PULLMAN, Wash. — Washington State University officials are pleased with the success of the fall Diversity Celebration that demonstrated the spirit and wide range of programs and resources provided here at Washington State University.
More than 3,000 students, faculty, staff, administrators and community members signed the diversity pledge at the September celebration. Added to the Pullman pledges were many more signed by others at WSU’s branch campuses. The names of those who signed the pledges are part of an exhibit located on the Compton Union Building’s ground-level floor down the hall from the post office.
Lang said the President’s Office has pledged its support of the Jan. 25-26 Racial Justice Conference sponsored by the WSU YWCA and WSU Women’s Resource Center. The program keynote speaker will be Cornell West, a nationally recognized speaker on racism. West is expected to discuss “Racial Issues in America and on College Campuses.”
“This partnership reinforces WSU’s commitment to embrace diversity and to challenge discrimination,” Milton Lang, special assistant to the president, said.
“Washington State University affirms the value of every person and celebrates the enrichment of our community through its diversity, including differences in race, religion, disability, sexual orientation, gender, ethnicity, class, language and nationality,” the WSU President V. Lane Rawlins told the audience of 1,800 who attended the formal signing ceremony this fall.
The pledge offers individuals the opportunity to commit to creating a safe learning, living and thriving environment for all people.

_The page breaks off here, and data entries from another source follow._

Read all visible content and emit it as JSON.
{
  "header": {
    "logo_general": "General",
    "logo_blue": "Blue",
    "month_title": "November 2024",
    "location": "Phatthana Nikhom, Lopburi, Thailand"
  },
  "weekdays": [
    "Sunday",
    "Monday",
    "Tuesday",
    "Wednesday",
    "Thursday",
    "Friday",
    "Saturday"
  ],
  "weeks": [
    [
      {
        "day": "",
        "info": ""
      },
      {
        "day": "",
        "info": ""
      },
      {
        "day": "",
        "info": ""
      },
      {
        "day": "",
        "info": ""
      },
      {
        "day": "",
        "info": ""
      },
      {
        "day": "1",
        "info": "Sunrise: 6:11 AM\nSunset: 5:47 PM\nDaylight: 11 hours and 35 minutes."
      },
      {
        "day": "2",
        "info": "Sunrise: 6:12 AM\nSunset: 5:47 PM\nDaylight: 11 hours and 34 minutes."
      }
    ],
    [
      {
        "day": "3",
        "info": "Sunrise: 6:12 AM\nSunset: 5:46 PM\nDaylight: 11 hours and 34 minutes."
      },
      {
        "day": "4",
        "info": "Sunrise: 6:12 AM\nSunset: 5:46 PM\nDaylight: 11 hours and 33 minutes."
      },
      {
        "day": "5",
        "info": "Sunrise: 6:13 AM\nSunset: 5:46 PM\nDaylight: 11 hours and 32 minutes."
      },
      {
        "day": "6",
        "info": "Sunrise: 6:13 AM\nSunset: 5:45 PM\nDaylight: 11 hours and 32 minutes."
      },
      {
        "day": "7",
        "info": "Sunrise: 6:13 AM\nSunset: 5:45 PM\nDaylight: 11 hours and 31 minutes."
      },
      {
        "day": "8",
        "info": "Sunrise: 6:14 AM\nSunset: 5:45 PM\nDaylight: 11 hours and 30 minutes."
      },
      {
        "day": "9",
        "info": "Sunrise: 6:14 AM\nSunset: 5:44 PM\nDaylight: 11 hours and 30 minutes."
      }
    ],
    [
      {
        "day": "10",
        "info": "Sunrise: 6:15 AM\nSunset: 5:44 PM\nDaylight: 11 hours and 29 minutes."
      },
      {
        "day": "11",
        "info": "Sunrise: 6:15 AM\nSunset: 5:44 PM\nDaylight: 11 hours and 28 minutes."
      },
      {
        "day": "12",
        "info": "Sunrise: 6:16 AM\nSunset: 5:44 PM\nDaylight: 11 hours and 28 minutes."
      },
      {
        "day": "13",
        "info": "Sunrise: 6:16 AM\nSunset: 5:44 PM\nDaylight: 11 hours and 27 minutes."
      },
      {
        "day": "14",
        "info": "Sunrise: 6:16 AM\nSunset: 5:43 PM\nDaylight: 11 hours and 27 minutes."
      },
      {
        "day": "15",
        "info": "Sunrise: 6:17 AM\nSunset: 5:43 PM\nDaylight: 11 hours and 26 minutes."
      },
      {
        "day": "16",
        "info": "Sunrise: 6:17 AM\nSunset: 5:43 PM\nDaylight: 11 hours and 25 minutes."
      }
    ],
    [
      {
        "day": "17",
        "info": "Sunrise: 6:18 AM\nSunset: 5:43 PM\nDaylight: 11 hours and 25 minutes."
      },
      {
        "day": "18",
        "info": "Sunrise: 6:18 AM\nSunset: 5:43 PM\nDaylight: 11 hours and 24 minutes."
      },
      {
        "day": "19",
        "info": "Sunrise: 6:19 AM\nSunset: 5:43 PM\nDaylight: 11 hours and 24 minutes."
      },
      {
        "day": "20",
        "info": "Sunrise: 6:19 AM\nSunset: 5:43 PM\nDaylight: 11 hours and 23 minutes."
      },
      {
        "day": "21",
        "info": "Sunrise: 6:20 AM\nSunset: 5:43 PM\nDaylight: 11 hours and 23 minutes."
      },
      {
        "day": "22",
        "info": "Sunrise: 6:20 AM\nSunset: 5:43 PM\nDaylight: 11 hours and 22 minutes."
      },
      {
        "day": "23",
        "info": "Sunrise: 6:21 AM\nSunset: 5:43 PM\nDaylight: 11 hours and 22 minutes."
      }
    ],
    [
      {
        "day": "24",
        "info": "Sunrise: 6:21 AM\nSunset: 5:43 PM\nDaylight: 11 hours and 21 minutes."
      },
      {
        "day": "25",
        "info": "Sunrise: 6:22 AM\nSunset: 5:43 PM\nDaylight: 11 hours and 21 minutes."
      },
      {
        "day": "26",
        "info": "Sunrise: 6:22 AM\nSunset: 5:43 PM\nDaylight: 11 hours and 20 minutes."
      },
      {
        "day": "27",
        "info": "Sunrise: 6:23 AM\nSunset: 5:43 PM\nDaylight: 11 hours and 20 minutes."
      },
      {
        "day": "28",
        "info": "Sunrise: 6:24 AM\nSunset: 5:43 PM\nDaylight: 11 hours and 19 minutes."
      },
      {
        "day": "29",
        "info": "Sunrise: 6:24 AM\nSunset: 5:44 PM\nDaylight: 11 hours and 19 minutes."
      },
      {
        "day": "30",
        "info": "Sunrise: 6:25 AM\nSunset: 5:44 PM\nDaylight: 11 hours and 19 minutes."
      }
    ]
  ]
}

Lang said the fall event provided a forum for the community to come together and learn about resources and special programs available at the university this year. Visitors lined the Beasley Coliseum concourse where various clubs and organizations shared information about diversity efforts.
“Many said the pledge provided the opportunity to rethink and reevaluate their commitment to diversity,” Lang said. “They now can see what a difference they can make individually.”
“It’s time to take responsibility,” Lang told those at the program. “When you talk about WSU, you are talking about yourself. Together we can work miracles.”
The Office of the President sponsored the celebration, part of a number of recommendations made by last year’s Council on Campus Climate. Rawlins appointed the 30-member council last fall to address concerns, including violence, racism, homophobia, and recruitment and retention of faculty of color. Council members included 20 students, five faculty and five staff.
The council also recommended a campus-wide racism conference to educate the campus and surrounding community on issues such as racism, homophobia, bias and hate crimes. That recommendation will be met through the Racial Justice Conference.